In the latest instalment of Meet a MaRSian, Angelo Casanas interviews Tony Redpath, vice-president of partner programs at MaRS.
What role do you play at MaRS?
My role is to help create partnership programs and opportunities at MaRS in relation to the provincial government, in particular the Ontario Ministry of Economic Development and Innovation. I work closely with Ilse Treurnicht [MaRS’ CEO] in designing programs and negotiating contracts, and assist talent acquisition in running the programs.
Based on your background would you define yourself as a scientist or an entrepreneur?
The two are not mutually exclusive. I think I’m both. What fascinates me is taking new knowledge, converting it into a product that people want and getting it into their hands. What I tell scientists, and joke about, is that understanding the science is only the first step. Being an entrepreneur is even more challenging because you want to understand the science and now you have to do these other things to get it out there.
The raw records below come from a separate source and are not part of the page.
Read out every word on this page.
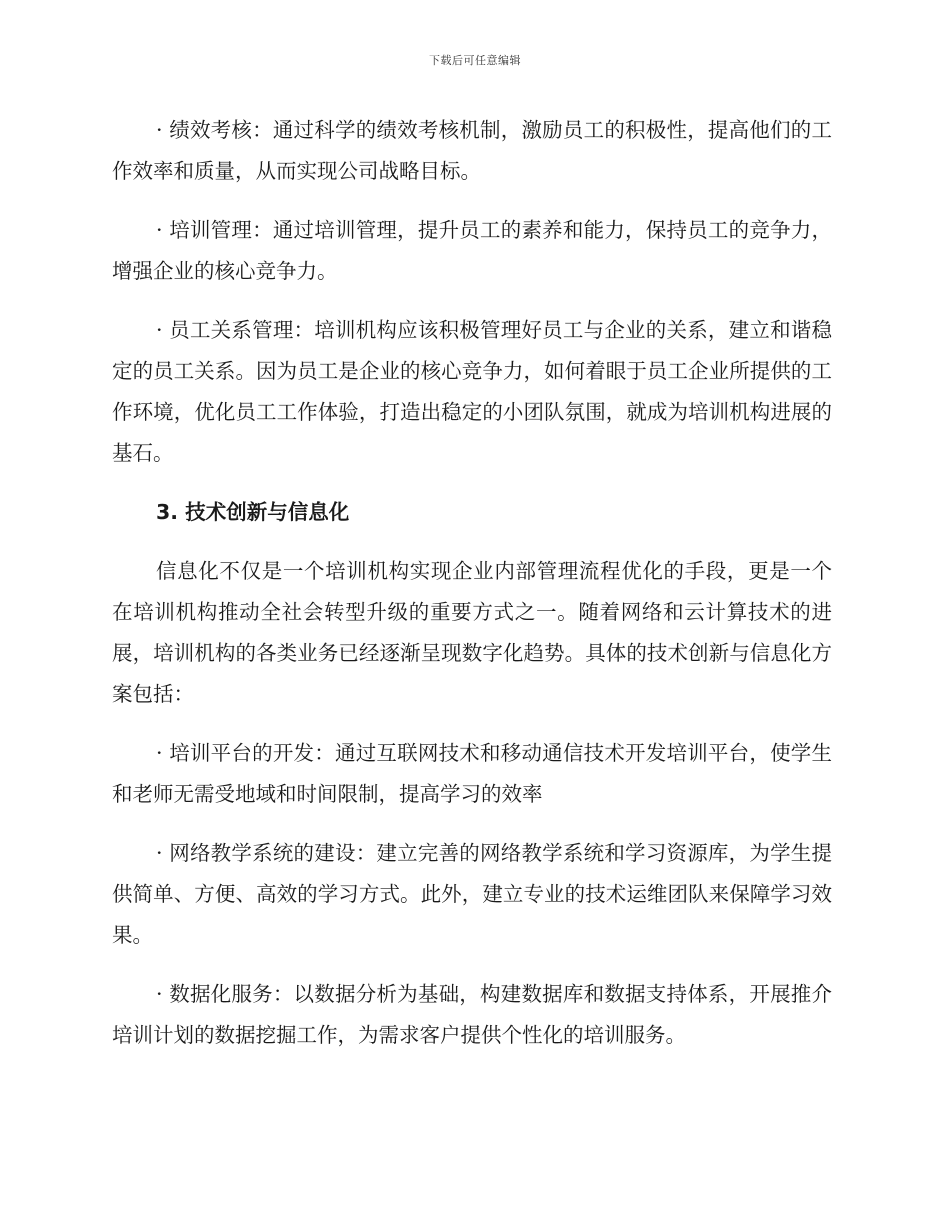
下载后可任意编辑

· 绩效考核：通过科学的绩效考核机制，激励员工的积极性，提高他们的工作效率和质量，从而实现公司战略目标。

· 培训管理：通过培训管理，提升员工的素养和能力，保持员工的竞争力，增强企业的核心竞争力。

· 员工关系管理：培训机构应该积极管理好员工与企业的关系，建立和谐稳定的员工关系。因为员工是企业的核心竞争力，如何着眼于员工企业所提供的工作环境，优化员工工作体验，打造出稳定的小团队氛围，就成为培训机构进展的基石。

3. 技术创新与信息化

信息化不仅是一个培训机构实现企业内部管理流程优化的手段，更是一个在培训机构推动全社会转型升级的重要方式之一。随着网络和云计算技术的进展，培训机构的各类业务已经逐渐呈现数字化趋势。具体的技术创新与信息化方案包括：

· 培训平台的开发：通过互联网技术和移动通信技术开发培训平台，使学生和老师无需受地域和时间限制，提高学习的效率

· 网络教学系统的建设：建立完善的网络教学系统和学习资源库，为学生提供简单、方便、高效的学习方式。此外，建立专业的技术运维团队来保障学习效果。

· 数据化服务：以数据分析为基础，构建数据库和数据支持体系，开展推介培训计划的数据挖掘工作，为需求客户提供个性化的培训服务。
Apart from being a scientist and an entrepreneur, what people may not know is that you’re an avid naturalist and you own a farm. What type of activities do you do at the farm?
I go with my family to our so-called weekend hobby farm, in part, to get the kids out of the city. It is a place where you get to observe nature and be close to it. We do all sorts of things at the farm, like catch frogs and butterflies, and this year I’ve planted a vineyard. It’s small, but my plan is to make some wine. In the past we’d make our own maple syrup or walk over to our neighbours’ during lambing season when the kids could bottle-feed lambs. I’ve also raised bees for a decade now. It’s all for fun learning about the bees and watching what they do. And hey, we get lots of honey!
From all the things you have mentioned, what gives you the most satisfaction?
We have owned the farm for 25 years and after those years I now have a sense of the place and what goes on there. I can walk out and notice, ‘Hmmm, a kingbird has been missing for the last several years.’ Just minding the wildlife, the different changes and being aware of what is happening in that environment. If there’s one thing that I can pin down [as the most gratifying] it’s the whole sense of knowing that one little corner of the world and having a better understanding of how life takes place in that area.
What would you prefer, a spoon full of honey or a spoon full of maple syrup from your farm?
The honey. Basically because I’m lazy! For a spoon full of honey, the bees did all the work. But for a spoon full of maple syrup, I had to do all the work! Let’s just say I like to delegate.
Will we see Tony Redpath’s lip-smacking honey on store shelves any time soon?
I may bring some to MaRS’ shelves, but you won’t see it on store shelves!